- Die Leute werden dich meiden, weißt du…
- So eine Sache, Marie, könnte das Ende des Ladens bedeuten…
- Und… kein Laden mehr, kein Dorf mehr…!
- All das wegen des Fleischlichen, wegen nicht eben appetitlicher Dinge…
- Zwei Minuten auf dem Rücken, und das war’s!
- Daran hättest du vorher denken sollen, Marie…
Skandal in Notre-Dame am See! Ausgerechnet die junge Witwe Marie trägt die Verantwortung. Die Marie, die nach dem Tod ihres Mannes mutig und engagiert den einzigen Laden des Provinznests weitergeführt hatte. Die Marie, die das Dorf nicht nur mit allem versorgte, was es aus der großen Stadt brauchte, sondern auch immer für alle anderen da war. Aber etwas unkonventionell war sie da ja eigentlich auch schon…
In stimmungsvollen Bildern versetzen Régis Loisel („Auf der Suche nach dem Vogel der Zeit“, „Peter Pan“) und Jean-Louis Tripp den Leser in die kanadische Provinz der 1920er Jahre und entfalten vor seinen Augen eine höchst menschliche Geschichte voller melancholischer Heiterkeit.
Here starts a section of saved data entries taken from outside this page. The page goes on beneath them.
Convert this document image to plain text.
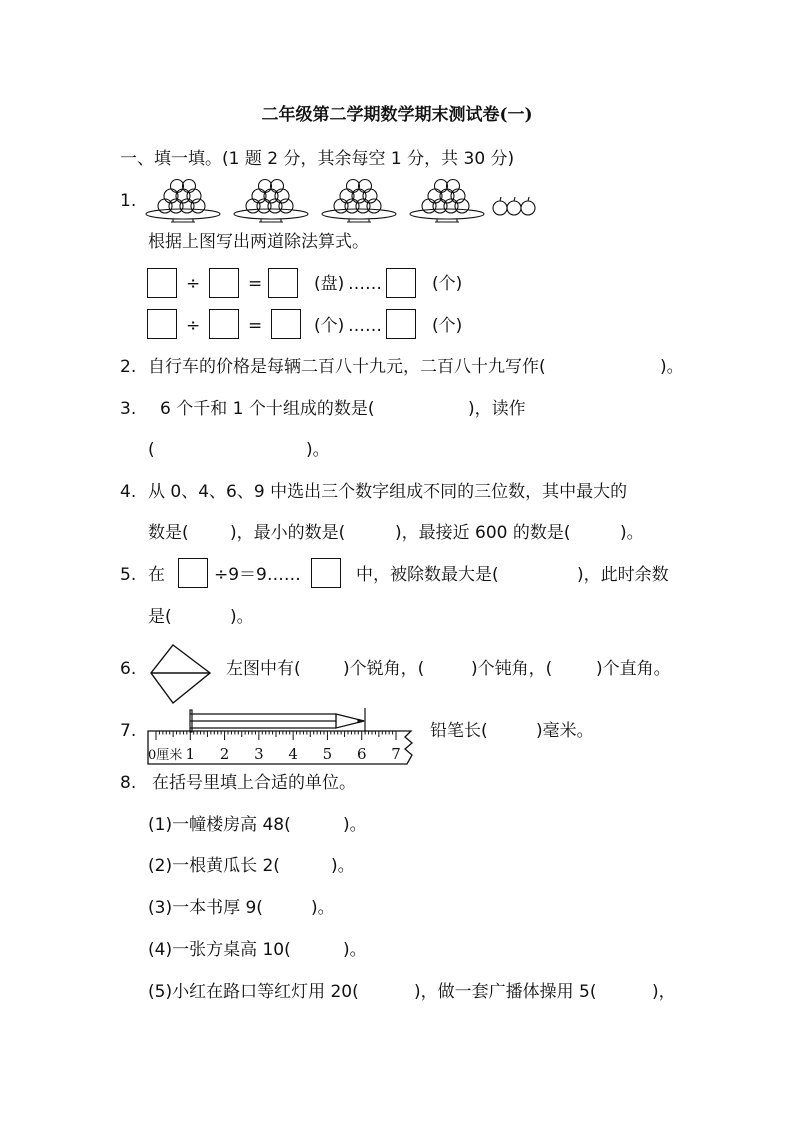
二年级第二学期数学期末测试卷(一)
一、填一填。(1 题 2 分，其余每空 1 分，共 30 分)
1.
根据上图写出两道除法算式。
÷	=	(盘) ……	(个)
÷	=	(个) ……	(个)
2. 自行车的价格是每辆二百八十九元，二百八十九写作(	)。
3. 6 个千和 1 个十组成的数是(	)，读作
(	)。
4. 从 0、4、6、9 中选出三个数字组成不同的三位数，其中最大的
数是( )，最小的数是(	)，最接近 600 的数是(	)。
5. 在	÷9＝9……	中，被除数最大是(	)，此时余数
是(	)。
6.	左图中有( )个锐角，(	)个钝角，(	)个直角。
7.
0厘米 1 2 3 4 5 6 7
铅笔长(	)毫米。
8. 在括号里填上合适的单位。
(1)一幢楼房高 48(	)。
(2)一根黄瓜长 2(	)。
(3)一本书厚 9(	)。
(4)一张方桌高 10(	)。
(5)小红在路口等红灯用 20(	)，做一套广播体操用 5(	)，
Originaltitel: Magasin Général - Montréal |
Die Grundidee der Handlung
Nachdem in den letzten Bänden eher Serge im Mittelpunkt stand, ist es im aktuellen Band wieder Marie. Sie sorgt für einen fetten Skandal im Nest, weshalb die Gemüter hochkochen. So ist es nicht verwunderlich, wenn die junge Witwe den prüden Dörflern erst einmal den Rücken zukehrt und zusammen mit Jacinthe nach Montreal abhaut. Doch wer kümmert sich nun um den Laden?
Auch im aktuellen Band hat sich an der Grundidee der Serie nichts geändert: Nostalgische dörfliche Idylle verbindet sich mit liebenswerten Figuren zu wunderbar unterhaltenden, herzerwärmenden Alltagsgeschichten. Durch Maries überstürzte Flucht nach Montreal kommt mit großstädtischem Flair zwar ein wenig Abwechslung in die Hintergründe, grundlegende Veränderungen sollte man sich von dem kurzen Intermezzo jedoch nicht versprechen, zeichnet sich für den nächsten Band schon wieder ihre Rückkehr ab. Trotzdem, so kurz dieses Zwischenspiel auch sein mag, empfand ich es als höchst amüsante Bereicherung, weil die engstirnigen Moralapostel von Notre-Dame am See anscheinend nur mit radikalen Methoden begreifen, was sie an Marie haben.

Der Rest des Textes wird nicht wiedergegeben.